И вот, когда на поселок казадоров опустилась тьма, я попрощался с Вамаем, который сильно пожал мне руку, с внучкой, которая порывисто и по-доброму обняла меня, как старшего брата, и выдвинулся с караванщиками за пределы барьеров.
После этого я снова, уже привычным образом, ушел на крыши, преследуя этим сразу несколько целей. Во-первых, не позволить ТТ сгруппироваться вокруг караванщиков и привлечь к ним ненужное внимание с дирижабля, которое и так наверняка повышено после того, как я сюда на нем прибыл. Во-вторых, облегчить мне само проникновение на дирижабль, которое с земли, понятное дело, провернуть будет непросто.
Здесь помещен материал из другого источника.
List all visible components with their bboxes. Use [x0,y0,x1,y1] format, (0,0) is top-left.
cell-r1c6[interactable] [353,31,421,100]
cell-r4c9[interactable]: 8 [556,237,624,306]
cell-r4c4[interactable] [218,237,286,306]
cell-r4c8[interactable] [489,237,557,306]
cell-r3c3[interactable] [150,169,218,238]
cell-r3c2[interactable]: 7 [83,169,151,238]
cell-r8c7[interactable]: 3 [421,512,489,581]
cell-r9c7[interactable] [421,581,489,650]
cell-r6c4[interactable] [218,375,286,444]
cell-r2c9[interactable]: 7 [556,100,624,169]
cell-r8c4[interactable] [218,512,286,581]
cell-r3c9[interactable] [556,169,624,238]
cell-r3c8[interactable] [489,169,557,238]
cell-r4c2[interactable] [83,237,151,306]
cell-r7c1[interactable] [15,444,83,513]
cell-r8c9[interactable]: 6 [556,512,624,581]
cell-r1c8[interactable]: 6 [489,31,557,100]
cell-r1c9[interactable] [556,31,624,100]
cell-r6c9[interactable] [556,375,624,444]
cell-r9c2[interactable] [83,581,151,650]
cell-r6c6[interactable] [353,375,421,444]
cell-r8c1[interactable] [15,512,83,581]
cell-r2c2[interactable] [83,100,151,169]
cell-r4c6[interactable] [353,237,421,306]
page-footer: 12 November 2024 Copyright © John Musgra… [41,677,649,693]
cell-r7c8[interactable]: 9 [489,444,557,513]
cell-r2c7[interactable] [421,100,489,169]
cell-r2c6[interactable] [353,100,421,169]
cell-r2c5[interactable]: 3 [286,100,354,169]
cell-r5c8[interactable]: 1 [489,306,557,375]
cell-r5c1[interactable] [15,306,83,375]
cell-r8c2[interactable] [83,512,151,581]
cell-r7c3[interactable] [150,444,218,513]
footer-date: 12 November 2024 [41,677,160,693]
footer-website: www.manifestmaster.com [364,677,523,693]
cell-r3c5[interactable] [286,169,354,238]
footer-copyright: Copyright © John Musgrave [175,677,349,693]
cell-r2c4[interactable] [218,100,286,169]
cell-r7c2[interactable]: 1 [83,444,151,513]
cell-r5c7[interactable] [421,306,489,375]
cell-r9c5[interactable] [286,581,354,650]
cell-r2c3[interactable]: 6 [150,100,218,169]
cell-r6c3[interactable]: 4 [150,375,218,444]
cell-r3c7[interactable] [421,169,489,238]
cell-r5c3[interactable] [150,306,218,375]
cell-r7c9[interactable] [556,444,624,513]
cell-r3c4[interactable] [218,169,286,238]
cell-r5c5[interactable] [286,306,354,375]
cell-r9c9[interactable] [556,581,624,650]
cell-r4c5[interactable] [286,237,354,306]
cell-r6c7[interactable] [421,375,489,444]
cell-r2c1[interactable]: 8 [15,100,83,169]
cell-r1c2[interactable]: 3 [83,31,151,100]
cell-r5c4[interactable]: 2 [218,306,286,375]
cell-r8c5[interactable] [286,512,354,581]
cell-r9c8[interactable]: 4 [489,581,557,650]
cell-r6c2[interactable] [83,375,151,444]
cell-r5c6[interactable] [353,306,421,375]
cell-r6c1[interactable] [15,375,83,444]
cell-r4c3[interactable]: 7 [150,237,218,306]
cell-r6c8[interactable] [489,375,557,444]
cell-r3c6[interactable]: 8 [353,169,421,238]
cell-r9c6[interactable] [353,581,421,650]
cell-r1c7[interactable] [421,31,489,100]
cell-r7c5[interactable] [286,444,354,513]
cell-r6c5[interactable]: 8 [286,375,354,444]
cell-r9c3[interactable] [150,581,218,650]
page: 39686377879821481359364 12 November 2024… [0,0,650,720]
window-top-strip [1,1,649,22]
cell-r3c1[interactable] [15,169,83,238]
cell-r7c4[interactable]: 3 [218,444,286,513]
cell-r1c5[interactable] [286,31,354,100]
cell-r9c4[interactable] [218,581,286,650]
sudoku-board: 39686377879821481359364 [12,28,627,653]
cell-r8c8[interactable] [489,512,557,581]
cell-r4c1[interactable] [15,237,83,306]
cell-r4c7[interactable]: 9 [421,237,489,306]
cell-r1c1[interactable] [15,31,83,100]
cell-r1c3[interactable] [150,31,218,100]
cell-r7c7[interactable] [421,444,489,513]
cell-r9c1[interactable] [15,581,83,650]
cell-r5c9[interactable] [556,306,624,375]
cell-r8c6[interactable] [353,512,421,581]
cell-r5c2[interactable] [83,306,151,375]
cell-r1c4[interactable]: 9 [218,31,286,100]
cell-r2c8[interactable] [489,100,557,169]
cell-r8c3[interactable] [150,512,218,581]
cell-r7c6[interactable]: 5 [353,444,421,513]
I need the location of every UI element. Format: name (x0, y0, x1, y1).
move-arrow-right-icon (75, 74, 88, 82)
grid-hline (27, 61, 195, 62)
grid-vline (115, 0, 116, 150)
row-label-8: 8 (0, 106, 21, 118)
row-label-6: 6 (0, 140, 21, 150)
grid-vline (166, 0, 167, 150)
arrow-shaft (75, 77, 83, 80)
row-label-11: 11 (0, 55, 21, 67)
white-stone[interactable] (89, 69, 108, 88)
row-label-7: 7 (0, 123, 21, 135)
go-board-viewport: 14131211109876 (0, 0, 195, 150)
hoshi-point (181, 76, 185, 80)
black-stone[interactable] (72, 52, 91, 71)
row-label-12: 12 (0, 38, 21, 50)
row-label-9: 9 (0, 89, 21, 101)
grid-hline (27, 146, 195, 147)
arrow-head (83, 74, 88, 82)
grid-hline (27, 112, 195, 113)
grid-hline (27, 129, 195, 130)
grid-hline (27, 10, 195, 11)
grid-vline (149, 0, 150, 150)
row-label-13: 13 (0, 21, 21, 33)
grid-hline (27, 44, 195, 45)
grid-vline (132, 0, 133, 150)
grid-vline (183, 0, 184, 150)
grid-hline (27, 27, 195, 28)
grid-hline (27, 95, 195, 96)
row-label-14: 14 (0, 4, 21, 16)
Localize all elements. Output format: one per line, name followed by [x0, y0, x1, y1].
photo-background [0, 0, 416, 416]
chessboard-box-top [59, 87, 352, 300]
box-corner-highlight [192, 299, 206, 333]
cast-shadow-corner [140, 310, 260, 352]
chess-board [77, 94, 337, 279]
Несмотря на то, что я боялся повышенного внимания к каравану и к окружению вообще со стороны городских, ничего такого не было. Вокруг дирижабля не роилось облако дронов, он не ощупывал пространство вокруг себя прожекторами и даже количество мотыльков, которые спустились расчищать площадку, было таким же, как и в прошлый раз. Как будто ничего такого и не происходило.
На дирижабль я проник без проблем. Даже можно сказать — с легкостью проник. Новое состояние моего оружия, которое еще только предстояло раскрыть на полную, уже позволяло мне творить невероятные вещи. Как минимум, я выяснил, что прежний потолок длины цепи теперь увеличился как минимум вдвое. Как максимум… А вот максимум мне еще предстояло выяснить.